You can learn how to stretch your hamstrings in the article Hamstring Stretches For Seniors.

If you are interested how they can affect your posture, check out the article Good Posture Exercises For Seniors.

Hip Stretches

The second most important along with the hamstrings are all the other hip muscles. The glutes, the adductors, and the hip flexors.

This is because our hips are the powerhouse of the body. They produce the power you need to move, keep upright, exercise, lift things, and so on.

Unfortunately, many people have tight hip muscles due to years of inactivity and only moving in a reduced range of motion.

So if you are only going to do a bit of stretching, I would say the hips are the most important muscles to stretch.

You can learn how to stretch the hips in the article Simple Hip Stretches For Seniors.

Also, the other muscle groups of the legs are important. Besides hips that mainly means the calves and the quads.

Many seniors also have tightness in the chest, neck, and shoulder muscles so it’s a good idea to give them some attention as well.

Total Body Exercises For Seniors: Balance

The final piece of the puzzle for a total body exercise routine is balance training.

As we age we tend to become a bit more clumsy. This increases the risk of falling, which can be detrimental for seniors.

Fortunately, if you keep active, do strength training, and also train your balance skills you can do a lot to prevent this.

Your balance skills will decline with age for several reasons. Muscle coordination becomes worse, reaction times become longer, muscle strength diminishes, flexibility reduces, etc.

But as we covered in the previous chapters you can do a lot to prevent the age-related decline of your body. But aging also affects your balance organs, the middle ear, eyesight, and your brain.

But above all, that balance is a skill. A skill that you learned as a small child and kept with you automatically through adulthood.

But your body has changed a lot since you were a child. And you probably do a lot less balance challenging activities than you did in your youth.
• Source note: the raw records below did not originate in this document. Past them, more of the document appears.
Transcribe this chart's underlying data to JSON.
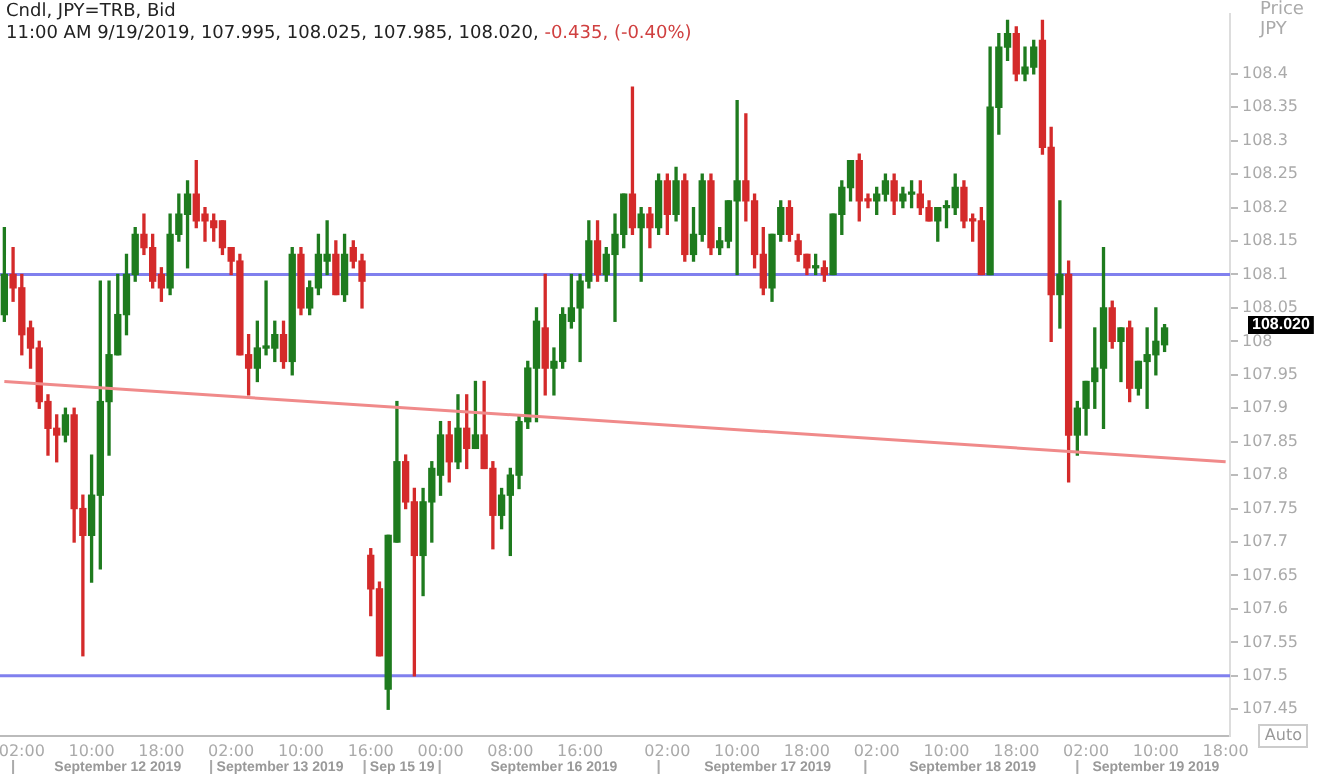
{
  "chart_data": {
    "type": "candlestick",
    "title": "Cndl, JPY=TRB, Bid",
    "subtitle": "11:00 AM 9/19/2019, 107.995, 108.025, 107.985, 108.020, -0.435, (-0.40%)",
    "ylabel": "Price JPY",
    "categories": [
      null,
      null,
      "02:00",
      null,
      null,
      null,
      null,
      null,
      null,
      null,
      "10:00",
      null,
      null,
      null,
      null,
      null,
      null,
      null,
      "18:00",
      null,
      null,
      null,
      null,
      null,
      null,
      null,
      "02:00",
      null,
      null,
      null,
      null,
      null,
      null,
      null,
      "10:00",
      null,
      null,
      null,
      null,
      null,
      null,
      null,
      "16:00",
      null,
      null,
      null,
      null,
      null,
      null,
      null,
      "00:00",
      null,
      null,
      null,
      null,
      null,
      null,
      null,
      "08:00",
      null,
      null,
      null,
      null,
      null,
      null,
      null,
      "16:00",
      null,
      null,
      null,
      null,
      null,
      null,
      null,
      null,
      null,
      "02:00",
      null,
      null,
      null,
      null,
      null,
      null,
      null,
      "10:00",
      null,
      null,
      null,
      null,
      null,
      null,
      null,
      "18:00",
      null,
      null,
      null,
      null,
      null,
      null,
      null,
      "02:00",
      null,
      null,
      null,
      null,
      null,
      null,
      null,
      "10:00",
      null,
      null,
      null,
      null,
      null,
      null,
      null,
      "18:00",
      null,
      null,
      null,
      null,
      null,
      null,
      null,
      "02:00",
      null,
      null,
      null,
      null,
      null,
      null,
      null,
      "10:00",
      null,
      null,
      null,
      null,
      null,
      null,
      null,
      "18:00"
    ],
    "ohlc": [
      [
        108.04,
        108.17,
        108.03,
        108.1
      ],
      [
        108.1,
        108.14,
        108.06,
        108.08
      ],
      [
        108.08,
        108.1,
        107.98,
        108.01
      ],
      [
        108.02,
        108.03,
        107.96,
        107.99
      ],
      [
        107.99,
        108.0,
        107.9,
        107.91
      ],
      [
        107.91,
        107.92,
        107.83,
        107.87
      ],
      [
        107.87,
        107.89,
        107.82,
        107.86
      ],
      [
        107.86,
        107.9,
        107.85,
        107.89
      ],
      [
        107.89,
        107.9,
        107.7,
        107.75
      ],
      [
        107.75,
        107.77,
        107.53,
        107.71
      ],
      [
        107.71,
        107.83,
        107.64,
        107.77
      ],
      [
        107.77,
        108.09,
        107.66,
        107.91
      ],
      [
        107.91,
        108.09,
        107.83,
        107.98
      ],
      [
        107.98,
        108.1,
        107.98,
        108.04
      ],
      [
        108.04,
        108.13,
        108.01,
        108.1
      ],
      [
        108.1,
        108.17,
        108.09,
        108.16
      ],
      [
        108.16,
        108.19,
        108.13,
        108.14
      ],
      [
        108.14,
        108.16,
        108.08,
        108.09
      ],
      [
        108.1,
        108.11,
        108.06,
        108.08
      ],
      [
        108.08,
        108.19,
        108.07,
        108.16
      ],
      [
        108.16,
        108.22,
        108.15,
        108.19
      ],
      [
        108.19,
        108.24,
        108.11,
        108.22
      ],
      [
        108.22,
        108.27,
        108.17,
        108.18
      ],
      [
        108.19,
        108.2,
        108.15,
        108.18
      ],
      [
        108.18,
        108.19,
        108.15,
        108.17
      ],
      [
        108.18,
        108.18,
        108.13,
        108.14
      ],
      [
        108.14,
        108.14,
        108.1,
        108.12
      ],
      [
        108.12,
        108.13,
        107.98,
        107.98
      ],
      [
        107.98,
        108.01,
        107.92,
        107.96
      ],
      [
        107.96,
        108.03,
        107.94,
        107.99
      ],
      [
        107.99,
        108.09,
        107.98,
        107.99
      ],
      [
        107.99,
        108.03,
        107.97,
        108.01
      ],
      [
        108.01,
        108.03,
        107.96,
        107.97
      ],
      [
        107.97,
        108.14,
        107.95,
        108.13
      ],
      [
        108.13,
        108.14,
        108.04,
        108.05
      ],
      [
        108.05,
        108.09,
        108.04,
        108.08
      ],
      [
        108.08,
        108.16,
        108.07,
        108.13
      ],
      [
        108.12,
        108.18,
        108.1,
        108.13
      ],
      [
        108.13,
        108.15,
        108.07,
        108.07
      ],
      [
        108.07,
        108.16,
        108.06,
        108.13
      ],
      [
        108.14,
        108.15,
        108.11,
        108.12
      ],
      [
        108.12,
        108.13,
        108.05,
        108.09
      ],
      [
        107.68,
        107.69,
        107.59,
        107.63
      ],
      [
        107.63,
        107.64,
        107.53,
        107.53
      ],
      [
        107.48,
        107.71,
        107.45,
        107.71
      ],
      [
        107.7,
        107.91,
        107.7,
        107.82
      ],
      [
        107.82,
        107.83,
        107.75,
        107.76
      ],
      [
        107.76,
        107.78,
        107.5,
        107.68
      ],
      [
        107.68,
        107.78,
        107.62,
        107.76
      ],
      [
        107.76,
        107.82,
        107.7,
        107.81
      ],
      [
        107.8,
        107.88,
        107.77,
        107.86
      ],
      [
        107.86,
        107.88,
        107.79,
        107.82
      ],
      [
        107.82,
        107.92,
        107.81,
        107.87
      ],
      [
        107.87,
        107.92,
        107.81,
        107.84
      ],
      [
        107.84,
        107.94,
        107.84,
        107.86
      ],
      [
        107.86,
        107.94,
        107.81,
        107.81
      ],
      [
        107.81,
        107.82,
        107.69,
        107.74
      ],
      [
        107.74,
        107.78,
        107.72,
        107.77
      ],
      [
        107.77,
        107.81,
        107.68,
        107.8
      ],
      [
        107.8,
        107.89,
        107.78,
        107.88
      ],
      [
        107.88,
        107.97,
        107.87,
        107.96
      ],
      [
        107.96,
        108.05,
        107.88,
        108.03
      ],
      [
        108.02,
        108.1,
        107.92,
        107.96
      ],
      [
        107.96,
        107.99,
        107.92,
        107.97
      ],
      [
        107.97,
        108.05,
        107.96,
        108.04
      ],
      [
        108.03,
        108.1,
        108.02,
        108.05
      ],
      [
        108.05,
        108.1,
        107.97,
        108.09
      ],
      [
        108.09,
        108.18,
        108.08,
        108.15
      ],
      [
        108.15,
        108.18,
        108.09,
        108.1
      ],
      [
        108.1,
        108.14,
        108.09,
        108.13
      ],
      [
        108.13,
        108.19,
        108.03,
        108.16
      ],
      [
        108.16,
        108.22,
        108.14,
        108.22
      ],
      [
        108.22,
        108.38,
        108.16,
        108.17
      ],
      [
        108.17,
        108.2,
        108.09,
        108.19
      ],
      [
        108.19,
        108.2,
        108.14,
        108.17
      ],
      [
        108.17,
        108.25,
        108.16,
        108.24
      ],
      [
        108.24,
        108.25,
        108.16,
        108.19
      ],
      [
        108.19,
        108.26,
        108.18,
        108.24
      ],
      [
        108.24,
        108.25,
        108.12,
        108.13
      ],
      [
        108.13,
        108.2,
        108.12,
        108.16
      ],
      [
        108.16,
        108.25,
        108.15,
        108.24
      ],
      [
        108.24,
        108.25,
        108.13,
        108.14
      ],
      [
        108.14,
        108.17,
        108.13,
        108.15
      ],
      [
        108.15,
        108.21,
        108.14,
        108.21
      ],
      [
        108.21,
        108.36,
        108.1,
        108.24
      ],
      [
        108.24,
        108.34,
        108.18,
        108.21
      ],
      [
        108.21,
        108.22,
        108.11,
        108.13
      ],
      [
        108.13,
        108.17,
        108.07,
        108.08
      ],
      [
        108.08,
        108.16,
        108.06,
        108.16
      ],
      [
        108.16,
        108.21,
        108.15,
        108.2
      ],
      [
        108.2,
        108.21,
        108.15,
        108.16
      ],
      [
        108.15,
        108.16,
        108.12,
        108.13
      ],
      [
        108.13,
        108.13,
        108.1,
        108.11
      ],
      [
        108.11,
        108.13,
        108.1,
        108.11
      ],
      [
        108.11,
        108.12,
        108.09,
        108.1
      ],
      [
        108.1,
        108.19,
        108.1,
        108.19
      ],
      [
        108.19,
        108.24,
        108.16,
        108.23
      ],
      [
        108.23,
        108.27,
        108.21,
        108.27
      ],
      [
        108.27,
        108.28,
        108.18,
        108.21
      ],
      [
        108.21,
        108.22,
        108.2,
        108.21
      ],
      [
        108.21,
        108.23,
        108.19,
        108.22
      ],
      [
        108.22,
        108.25,
        108.21,
        108.24
      ],
      [
        108.24,
        108.25,
        108.19,
        108.21
      ],
      [
        108.21,
        108.23,
        108.2,
        108.22
      ],
      [
        108.22,
        108.24,
        108.2,
        108.22
      ],
      [
        108.22,
        108.24,
        108.19,
        108.2
      ],
      [
        108.2,
        108.21,
        108.18,
        108.18
      ],
      [
        108.18,
        108.2,
        108.15,
        108.2
      ],
      [
        108.2,
        108.21,
        108.17,
        108.2
      ],
      [
        108.2,
        108.25,
        108.19,
        108.23
      ],
      [
        108.23,
        108.24,
        108.17,
        108.18
      ],
      [
        108.18,
        108.19,
        108.15,
        108.18
      ],
      [
        108.18,
        108.2,
        108.1,
        108.1
      ],
      [
        108.1,
        108.44,
        108.1,
        108.35
      ],
      [
        108.35,
        108.46,
        108.31,
        108.44
      ],
      [
        108.44,
        108.48,
        108.42,
        108.46
      ],
      [
        108.46,
        108.47,
        108.39,
        108.4
      ],
      [
        108.4,
        108.44,
        108.39,
        108.41
      ],
      [
        108.41,
        108.45,
        108.4,
        108.44
      ],
      [
        108.45,
        108.48,
        108.28,
        108.29
      ],
      [
        108.29,
        108.32,
        108.0,
        108.07
      ],
      [
        108.07,
        108.21,
        108.02,
        108.1
      ],
      [
        108.1,
        108.12,
        107.79,
        107.86
      ],
      [
        107.86,
        107.91,
        107.83,
        107.9
      ],
      [
        107.9,
        107.94,
        107.86,
        107.94
      ],
      [
        107.94,
        108.02,
        107.9,
        107.96
      ],
      [
        107.96,
        108.14,
        107.87,
        108.05
      ],
      [
        108.05,
        108.06,
        107.99,
        108.0
      ],
      [
        108.0,
        108.02,
        107.94,
        108.02
      ],
      [
        108.02,
        108.03,
        107.91,
        107.93
      ],
      [
        107.93,
        107.97,
        107.92,
        107.97
      ],
      [
        107.97,
        108.02,
        107.9,
        107.98
      ],
      [
        107.98,
        108.05,
        107.95,
        108.0
      ],
      [
        107.995,
        108.025,
        107.985,
        108.02
      ],
      null,
      null,
      null,
      null,
      null,
      null,
      null
    ],
    "colors": [
      "#1e7b1e",
      "#d42a2a",
      "#d42a2a",
      "#d42a2a",
      "#d42a2a",
      "#d42a2a",
      "#d42a2a",
      "#1e7b1e",
      "#d42a2a",
      "#d42a2a",
      "#1e7b1e",
      "#1e7b1e",
      "#1e7b1e",
      "#1e7b1e",
      "#1e7b1e",
      "#1e7b1e",
      "#d42a2a",
      "#d42a2a",
      "#d42a2a",
      "#1e7b1e",
      "#1e7b1e",
      "#1e7b1e",
      "#d42a2a",
      "#d42a2a",
      "#d42a2a",
      "#d42a2a",
      "#d42a2a",
      "#d42a2a",
      "#d42a2a",
      "#1e7b1e",
      "#1e7b1e",
      "#1e7b1e",
      "#d42a2a",
      "#1e7b1e",
      "#d42a2a",
      "#1e7b1e",
      "#1e7b1e",
      "#1e7b1e",
      "#d42a2a",
      "#1e7b1e",
      "#d42a2a",
      "#d42a2a",
      "#d42a2a",
      "#d42a2a",
      "#1e7b1e",
      "#1e7b1e",
      "#d42a2a",
      "#d42a2a",
      "#1e7b1e",
      "#1e7b1e",
      "#1e7b1e",
      "#d42a2a",
      "#1e7b1e",
      "#d42a2a",
      "#1e7b1e",
      "#d42a2a",
      "#d42a2a",
      "#1e7b1e",
      "#1e7b1e",
      "#1e7b1e",
      "#1e7b1e",
      "#1e7b1e",
      "#d42a2a",
      "#1e7b1e",
      "#1e7b1e",
      "#1e7b1e",
      "#1e7b1e",
      "#1e7b1e",
      "#d42a2a",
      "#1e7b1e",
      "#1e7b1e",
      "#1e7b1e",
      "#d42a2a",
      "#1e7b1e",
      "#d42a2a",
      "#1e7b1e",
      "#d42a2a",
      "#1e7b1e",
      "#d42a2a",
      "#1e7b1e",
      "#1e7b1e",
      "#d42a2a",
      "#1e7b1e",
      "#1e7b1e",
      "#1e7b1e",
      "#d42a2a",
      "#d42a2a",
      "#d42a2a",
      "#1e7b1e",
      "#1e7b1e",
      "#d42a2a",
      "#d42a2a",
      "#d42a2a",
      "#1e7b1e",
      "#d42a2a",
      "#1e7b1e",
      "#1e7b1e",
      "#1e7b1e",
      "#d42a2a",
      "#d42a2a",
      "#1e7b1e",
      "#1e7b1e",
      "#d42a2a",
      "#1e7b1e",
      "#1e7b1e",
      "#d42a2a",
      "#d42a2a",
      "#1e7b1e",
      "#1e7b1e",
      "#1e7b1e",
      "#d42a2a",
      "#d42a2a",
      "#d42a2a",
      "#1e7b1e",
      "#1e7b1e",
      "#1e7b1e",
      "#d42a2a",
      "#1e7b1e",
      "#1e7b1e",
      "#d42a2a",
      "#d42a2a",
      "#1e7b1e",
      "#d42a2a",
      "#1e7b1e",
      "#1e7b1e",
      "#1e7b1e",
      "#1e7b1e",
      "#d42a2a",
      "#1e7b1e",
      "#d42a2a",
      "#1e7b1e",
      "#1e7b1e",
      "#1e7b1e",
      "#1e7b1e",
      null,
      null,
      null,
      null,
      null,
      null,
      null
    ],
    "series": [
      {
        "type": "line",
        "color": "#f08a8a",
        "values": [
          107.94,
          null,
          null,
          null,
          null,
          null,
          null,
          null,
          null,
          null,
          null,
          null,
          null,
          null,
          null,
          null,
          null,
          null,
          null,
          null,
          null,
          null,
          null,
          null,
          null,
          null,
          null,
          null,
          null,
          null,
          null,
          null,
          null,
          null,
          null,
          null,
          null,
          null,
          null,
          null,
          null,
          null,
          null,
          null,
          null,
          null,
          null,
          null,
          null,
          null,
          null,
          null,
          null,
          null,
          null,
          null,
          null,
          null,
          null,
          null,
          null,
          null,
          null,
          null,
          null,
          null,
          null,
          null,
          null,
          null,
          null,
          null,
          null,
          null,
          null,
          null,
          null,
          null,
          null,
          null,
          null,
          null,
          null,
          null,
          null,
          null,
          null,
          null,
          null,
          null,
          null,
          null,
          null,
          null,
          null,
          null,
          null,
          null,
          null,
          null,
          null,
          null,
          null,
          null,
          null,
          null,
          null,
          null,
          null,
          null,
          null,
          null,
          null,
          null,
          null,
          null,
          null,
          null,
          null,
          null,
          null,
          null,
          null,
          null,
          null,
          null,
          null,
          null,
          null,
          null,
          null,
          null,
          null,
          null,
          null,
          null,
          null,
          null,
          null,
          null,
          107.82
        ]
      }
    ],
    "ylim": [
      107.41,
      108.49
    ],
    "yticks": [
      107.45,
      107.5,
      107.55,
      107.6,
      107.65,
      107.7,
      107.75,
      107.8,
      107.85,
      107.9,
      107.95,
      108,
      108.05,
      108.1,
      108.15,
      108.2,
      108.25,
      108.3,
      108.35,
      108.4
    ],
    "ref_lines": [
      {
        "axis": "y",
        "value": 108.1,
        "color": "#8080ee"
      },
      {
        "axis": "y",
        "value": 107.5,
        "color": "#8080ee"
      }
    ],
    "annotations": [
      "September 12 2019",
      "September 13 2019",
      "Sep 15 19",
      "September 16 2019",
      "September 17 2019",
      "September 18 2019",
      "September 19 2019",
      "108.020",
      "Auto"
    ]
  }
}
But with balance training, you can teach your body to maintain balance in this changed environment!

Balance Training

There are many ways to train your balance skills. The best way is to include a variety of activities that challenge your balance in your routine.

Strength training is great for maintaining the required strength levels for good balance. But activities that really require balance are superior for skill training.
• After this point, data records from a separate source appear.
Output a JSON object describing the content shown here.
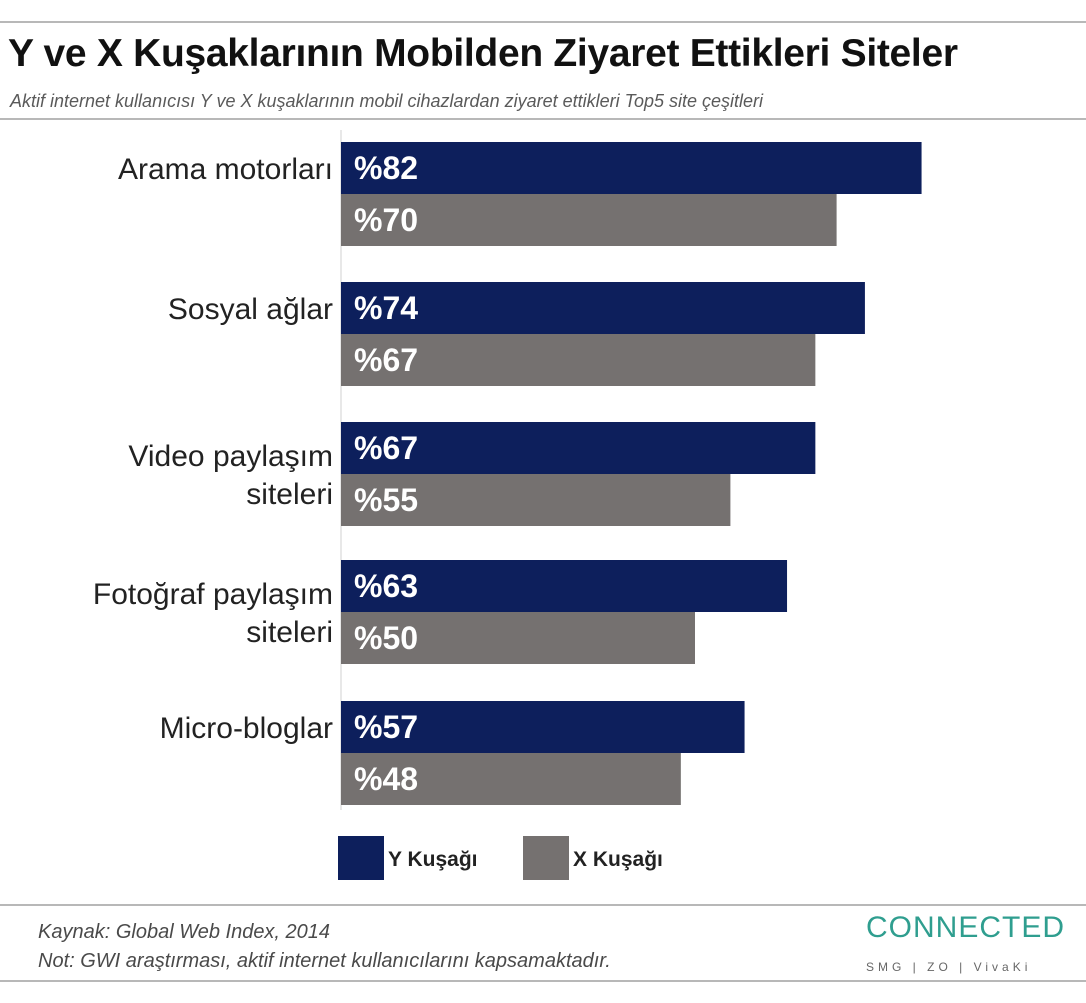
{
  "header": {
    "title": "Y ve X Kuşaklarının Mobilden Ziyaret Ettikleri Siteler",
    "subtitle": "Aktif internet kullanıcısı Y ve X kuşaklarının mobil cihazlardan ziyaret ettikleri Top5 site çeşitleri"
  },
  "chart_data": {
    "type": "bar",
    "orientation": "horizontal",
    "categories": [
      "Arama motorları",
      "Sosyal ağlar",
      "Video paylaşım siteleri",
      "Fotoğraf paylaşım siteleri",
      "Micro-bloglar"
    ],
    "category_lines": [
      [
        "Arama motorları"
      ],
      [
        "Sosyal ağlar"
      ],
      [
        "Video paylaşım",
        "siteleri"
      ],
      [
        "Fotoğraf paylaşım",
        "siteleri"
      ],
      [
        "Micro-bloglar"
      ]
    ],
    "series": [
      {
        "name": "Y Kuşağı",
        "values": [
          82,
          74,
          67,
          63,
          57
        ],
        "labels": [
          "%82",
          "%74",
          "%67",
          "%63",
          "%57"
        ],
        "color": "#0d1f5c"
      },
      {
        "name": "X Kuşağı",
        "values": [
          70,
          67,
          55,
          50,
          48
        ],
        "labels": [
          "%70",
          "%67",
          "%55",
          "%50",
          "%48"
        ],
        "color": "#757170"
      }
    ],
    "legend": "bottom",
    "grid": false
  },
  "footer": {
    "source": "Kaynak: Global Web Index, 2014",
    "note": "Not: GWI araştırması, aktif internet kullanıcılarını kapsamaktadır."
  },
  "logo": {
    "name": "CONNECTED",
    "sub": "SMG | ZO | VivaKi"
  }
}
This includes activities like skating, cycling, and kayaking. They all require you to maintain balance in a very different environments.

But even superior is direct balance training. This includes exercises like one-leg stands and balance board training.

You can learn about these in the articles How To Improve Balance In the ElderlyBest Balance Boards For SeniorsBalance Exercise Equipment For Seniors, and Standing Balance Exercises For Seniors.


I hope you found my ideas for total body exercises useful. I’m sure you have a lot of questions, so feel free to leave them below and I’ll do my best to help you out!

The key takeaway of this article is that exercise doesn’t have to be hard. And it doesn’t have to take much time. Especially if you are active otherwise.

A little bit goes a long way and it’s important to realize that any amount is better than none.

It’s wise to include some variety so I really recommend you include some form of exercise from all of the categories I presented.

Most people enjoy one type of exercise over others and that’s fine as well. But strive to do just a bit of the other types of exercise. Just keep it simple and make it enjoyable.

This will go a long way in keeping your body healthy as you age.